The technology is used by many law enforcement agencies across the country, and Chief Joel Rae said it has two major benefits. It will allow the officers to collect nearly indisputable evidence.
“Today’s society and today’s jurors really expect law enforcement to have the technology,” Rae said.
Documenting police involvements also will help protect officers, Rae said. Police departments often rely on the equipment to help investigate citizen complaints against officers.
“We obviously want our officers to be mindful that everything they do is being recorded, and we’re transparent,” Rae said.
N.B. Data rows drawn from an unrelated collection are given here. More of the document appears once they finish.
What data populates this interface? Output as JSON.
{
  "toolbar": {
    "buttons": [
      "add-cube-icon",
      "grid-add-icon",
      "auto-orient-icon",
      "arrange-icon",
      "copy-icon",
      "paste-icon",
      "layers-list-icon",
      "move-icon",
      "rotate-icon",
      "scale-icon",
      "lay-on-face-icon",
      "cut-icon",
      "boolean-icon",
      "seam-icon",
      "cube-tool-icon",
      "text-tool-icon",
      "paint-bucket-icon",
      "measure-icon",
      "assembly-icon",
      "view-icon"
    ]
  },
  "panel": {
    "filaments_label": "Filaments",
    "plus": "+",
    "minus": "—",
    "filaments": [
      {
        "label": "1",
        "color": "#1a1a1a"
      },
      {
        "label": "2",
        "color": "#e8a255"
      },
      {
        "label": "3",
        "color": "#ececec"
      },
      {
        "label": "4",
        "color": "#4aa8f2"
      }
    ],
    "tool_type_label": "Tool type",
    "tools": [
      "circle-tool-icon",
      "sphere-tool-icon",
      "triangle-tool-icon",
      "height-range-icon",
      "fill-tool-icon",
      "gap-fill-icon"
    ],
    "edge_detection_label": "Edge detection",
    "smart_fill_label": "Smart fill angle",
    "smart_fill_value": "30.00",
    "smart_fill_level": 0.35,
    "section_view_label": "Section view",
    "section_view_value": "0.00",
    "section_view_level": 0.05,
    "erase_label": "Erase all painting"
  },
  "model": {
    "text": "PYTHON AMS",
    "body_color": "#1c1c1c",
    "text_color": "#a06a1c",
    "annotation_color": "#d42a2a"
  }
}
Rae said $35,000 has been budgeted to purchase eight patrol car cameras and 16 cameras that are placed on the chest of the officers. The units also will record audio.
Originally, Rae said they had planned on installing the cameras in just two patrol cars the first year.
“I think it’s better to roll it out at once,” Rae said.
The cameras use wireless technology. When the patrol cars pull up to the police station, the video automatically will be uploaded to a server in the building, where it cannot be edited, Rae said.
“It’s a pretty secure system that can’t be altered,” Rae said.
Relevant video will be saved, and unneeded video files will be deleted after six months.
When an officer activates the overhead lights on their patrol vehicle, the cameras will automatically start recording. The cameras on the officers can be manually turned on and off, Rae said, and they are finalizing policies for how they are used.
“We want our officers trying to capture absolutely everything,” Rae said.
The video can be a powerful tool in the courtroom, where jurors can see for themselves what happened.
“People can relate a lot better when they’re not having to have an officer describe an incident,” Rae said.
Routt County Sheriff Garrett Wiggins said the Sheriff's Office has the cameras installed in a majority of its patrol cars.
“There are a lot of useful benefits with them,” Wiggins said.
He said the video has been useful for prosecuting cases, such as DUIs.
“Not only do you have the officer testifying … you have video evidence, as well,” Wiggins said.
Wiggins said it also has proven useful when there are complaints against deputies who were accused of using profanity or acting unprofessionally.
“What they claim the deputy said was not said,” Wiggins said. “It serves a lot of good.”